Running at the low-key Papaflessia meeting in Kalamata, Greece, the disgraced sprinter clocked 10.25sec to steal victory ahead of American Mike Skiles, who was given the same time.
The time was outside the Olympic Games qualifying standard and puts Chambers fourth in this season’s British rankings. It was, however, enough to qualify him for the Olympic trials, which begin in Birmingham on July 11.
That will probably be enough for Chambers, 30, to launch a legal challenge against the British Olympic Association’s by-law banning serious drug offenders like him from representing this country at the Games.
A bullish Chambers said: "I’m just pleased to be here competing, first and foremost. It’s great to get back into competition in the 100 metres. I’m sticking around. Beijing is still there for me. I’ll be there, don’t worry."
Nick Collins, the Leeds-based lawyer who has represented Chambers since the sprinter returned to the sport for a second time this year following his two-year doping ban, was as chipper as his client.

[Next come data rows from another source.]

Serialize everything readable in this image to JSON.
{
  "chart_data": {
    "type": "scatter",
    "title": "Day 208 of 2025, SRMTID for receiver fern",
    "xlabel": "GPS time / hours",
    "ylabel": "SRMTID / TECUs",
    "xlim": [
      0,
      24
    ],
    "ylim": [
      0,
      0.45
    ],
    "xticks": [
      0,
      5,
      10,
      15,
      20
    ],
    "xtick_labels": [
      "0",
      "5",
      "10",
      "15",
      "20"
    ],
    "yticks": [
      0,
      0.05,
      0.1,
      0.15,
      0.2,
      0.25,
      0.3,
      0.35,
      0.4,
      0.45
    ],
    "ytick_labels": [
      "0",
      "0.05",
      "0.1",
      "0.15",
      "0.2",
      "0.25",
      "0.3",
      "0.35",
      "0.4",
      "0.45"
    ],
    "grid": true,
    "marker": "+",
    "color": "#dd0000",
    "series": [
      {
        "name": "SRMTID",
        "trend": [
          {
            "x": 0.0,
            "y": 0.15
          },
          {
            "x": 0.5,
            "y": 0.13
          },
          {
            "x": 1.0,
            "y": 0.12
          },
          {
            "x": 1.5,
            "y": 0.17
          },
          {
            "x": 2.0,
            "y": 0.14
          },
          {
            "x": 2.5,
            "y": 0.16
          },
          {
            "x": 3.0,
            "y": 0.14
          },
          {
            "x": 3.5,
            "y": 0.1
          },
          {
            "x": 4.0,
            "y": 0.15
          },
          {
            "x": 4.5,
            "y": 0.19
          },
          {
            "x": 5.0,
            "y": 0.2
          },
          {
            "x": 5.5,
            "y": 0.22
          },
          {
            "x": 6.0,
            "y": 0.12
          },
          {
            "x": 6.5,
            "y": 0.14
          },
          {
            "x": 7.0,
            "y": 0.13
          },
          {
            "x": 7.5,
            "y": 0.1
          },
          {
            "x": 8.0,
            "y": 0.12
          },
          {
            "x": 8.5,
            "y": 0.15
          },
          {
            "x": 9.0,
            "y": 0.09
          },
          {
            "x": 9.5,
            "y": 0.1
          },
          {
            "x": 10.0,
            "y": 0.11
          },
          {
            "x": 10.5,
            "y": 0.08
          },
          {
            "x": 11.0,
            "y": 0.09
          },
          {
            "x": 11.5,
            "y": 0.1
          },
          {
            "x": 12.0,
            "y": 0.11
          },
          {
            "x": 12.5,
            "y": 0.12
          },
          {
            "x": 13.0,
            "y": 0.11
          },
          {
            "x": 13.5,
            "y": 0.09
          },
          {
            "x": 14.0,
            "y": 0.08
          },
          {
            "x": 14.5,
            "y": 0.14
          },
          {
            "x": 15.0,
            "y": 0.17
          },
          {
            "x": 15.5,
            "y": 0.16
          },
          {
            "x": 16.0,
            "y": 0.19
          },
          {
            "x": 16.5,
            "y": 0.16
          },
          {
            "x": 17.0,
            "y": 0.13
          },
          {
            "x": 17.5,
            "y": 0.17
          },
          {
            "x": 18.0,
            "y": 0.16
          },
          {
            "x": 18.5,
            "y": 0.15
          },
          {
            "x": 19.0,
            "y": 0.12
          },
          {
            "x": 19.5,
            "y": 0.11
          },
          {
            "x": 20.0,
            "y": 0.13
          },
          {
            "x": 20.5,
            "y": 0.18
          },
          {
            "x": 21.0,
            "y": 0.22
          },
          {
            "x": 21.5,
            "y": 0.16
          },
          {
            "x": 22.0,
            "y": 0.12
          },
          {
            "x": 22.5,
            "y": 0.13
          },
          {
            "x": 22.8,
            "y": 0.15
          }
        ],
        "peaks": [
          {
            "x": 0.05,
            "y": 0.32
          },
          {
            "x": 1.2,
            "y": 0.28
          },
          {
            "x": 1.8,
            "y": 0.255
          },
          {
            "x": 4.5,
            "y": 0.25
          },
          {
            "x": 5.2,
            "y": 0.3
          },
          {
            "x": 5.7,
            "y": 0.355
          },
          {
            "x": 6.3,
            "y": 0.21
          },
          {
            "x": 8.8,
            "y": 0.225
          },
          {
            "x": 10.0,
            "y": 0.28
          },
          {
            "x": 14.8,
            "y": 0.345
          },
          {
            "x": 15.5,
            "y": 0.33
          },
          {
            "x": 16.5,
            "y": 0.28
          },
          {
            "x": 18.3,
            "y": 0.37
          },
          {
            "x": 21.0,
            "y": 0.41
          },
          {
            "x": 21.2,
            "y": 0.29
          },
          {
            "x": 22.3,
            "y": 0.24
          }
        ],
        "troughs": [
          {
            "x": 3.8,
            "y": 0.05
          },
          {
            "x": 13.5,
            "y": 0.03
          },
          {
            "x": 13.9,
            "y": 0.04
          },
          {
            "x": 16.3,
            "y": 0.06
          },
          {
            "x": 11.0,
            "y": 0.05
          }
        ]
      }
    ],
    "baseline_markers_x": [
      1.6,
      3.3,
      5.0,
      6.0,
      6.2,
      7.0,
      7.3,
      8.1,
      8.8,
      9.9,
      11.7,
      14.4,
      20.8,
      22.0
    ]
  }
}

Collins said: "Let’s hope Dwain is right. It was a good time though there was no sort of target for him.
"We’ve already issued proceedings and have been in touch with the BOA’s solicitors telling them we intend appealing on Dwain’s behalf. Hopefully, the case may even be heard in the High Court before the end of next week. "
A spokesman for the BOA said: "Our position hasn’t changed. We’ll defend the by-law vigorously."
Chambers was among the first high-profile athletes to test positive for the designer steroid THG, the drug at the centre of the BALCO doping scandal in the United States.
He claims to have received a lot of support from the public for a stance that many believe will seriously undermine this country’s fight against doping.
"What has happened has happened and I can’t change it now," Chambers said. "For me it’s important that the public support me and I’ve been very encouraged by that."
He added: "I’m optimistic I will be in China. The BOA ruling is unfair and this only exists in Britain.
"I don’t want to put my country in a difficult position. I’m doing this because I believe I can do well in the Olympics. If I didn’t believe that, then I wouldn’t waste my time and the time of my lawyers.
"I believe that I can be in the first three in Beijing. I can win a medal."